Non, elle ne rêve pas. Et pourtant, c’est inouï, cette ardente prière qu’il lui envoie…
Jamais, jamais de toute sa vie, même une seconde, elle n’a été effleurée par la pensée que Jean pourrait l’aimer et désirer la faire sienne, comme il dit. Pour elle, enfant, il était pareil au Prince Charmant des contes de fées. Et il l’était encore, dans le secret de son cœur, quand elle est devenue jeune fille. Mais alors elle n’ignorait pas que les « Princes Charmants » ne cherchent pas des fiancées sans dot.

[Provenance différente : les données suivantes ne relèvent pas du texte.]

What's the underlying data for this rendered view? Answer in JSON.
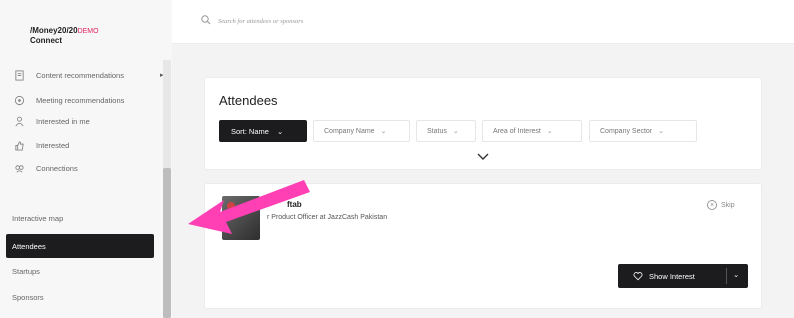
{
  "brand": {
    "logo_main": "/Money20/20",
    "logo_demo": "DEMO",
    "logo_sub": "Connect"
  },
  "search": {
    "placeholder": "Search for attendees or sponsors"
  },
  "sidebar": {
    "items": [
      {
        "label": "Content recommendations",
        "icon": "document-icon"
      },
      {
        "label": "Meeting recommendations",
        "icon": "target-icon"
      },
      {
        "label": "Interested in me",
        "icon": "person-icon"
      },
      {
        "label": "Interested",
        "icon": "thumbs-up-icon"
      },
      {
        "label": "Connections",
        "icon": "connections-icon"
      }
    ],
    "interactive_map": "Interactive map",
    "attendees": "Attendees",
    "startups": "Startups",
    "sponsors": "Sponsors"
  },
  "attendees": {
    "title": "Attendees",
    "sort_label": "Sort: Name",
    "filters": [
      "Company Name",
      "Status",
      "Area of Interest",
      "Company Sector"
    ]
  },
  "person": {
    "name": "ftab",
    "role": "r Product Officer at JazzCash Pakistan",
    "skip_label": "Skip",
    "show_interest_label": "Show Interest"
  },
  "colors": {
    "accent_dark": "#1c1c1e",
    "brand_pink": "#e0245e",
    "arrow_pink": "#ff3fb4"
  }
}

Pour elle, il a toujours personnifié l’inaccessible bonheur.
Et c’est pourquoi, résolue à mettre la réalité entre elle et son rêve, elle n’avait pas résisté à ceux qui voulaient lui assurer un dévoué compagnon de route. Dans son inexpérience, elle pensait : « Autant celui-là qu’un autre ! » Et, ne pouvant plus, elle avait donné sa jeunesse, son estime, son dévouement à l’homme qui la recherchait ; cela, après lui avoir dit loyalement, au moment de leurs fiançailles :
— Je n’ai pas d’amour pour vous…, seulement le grand désir de vous rendre heureux…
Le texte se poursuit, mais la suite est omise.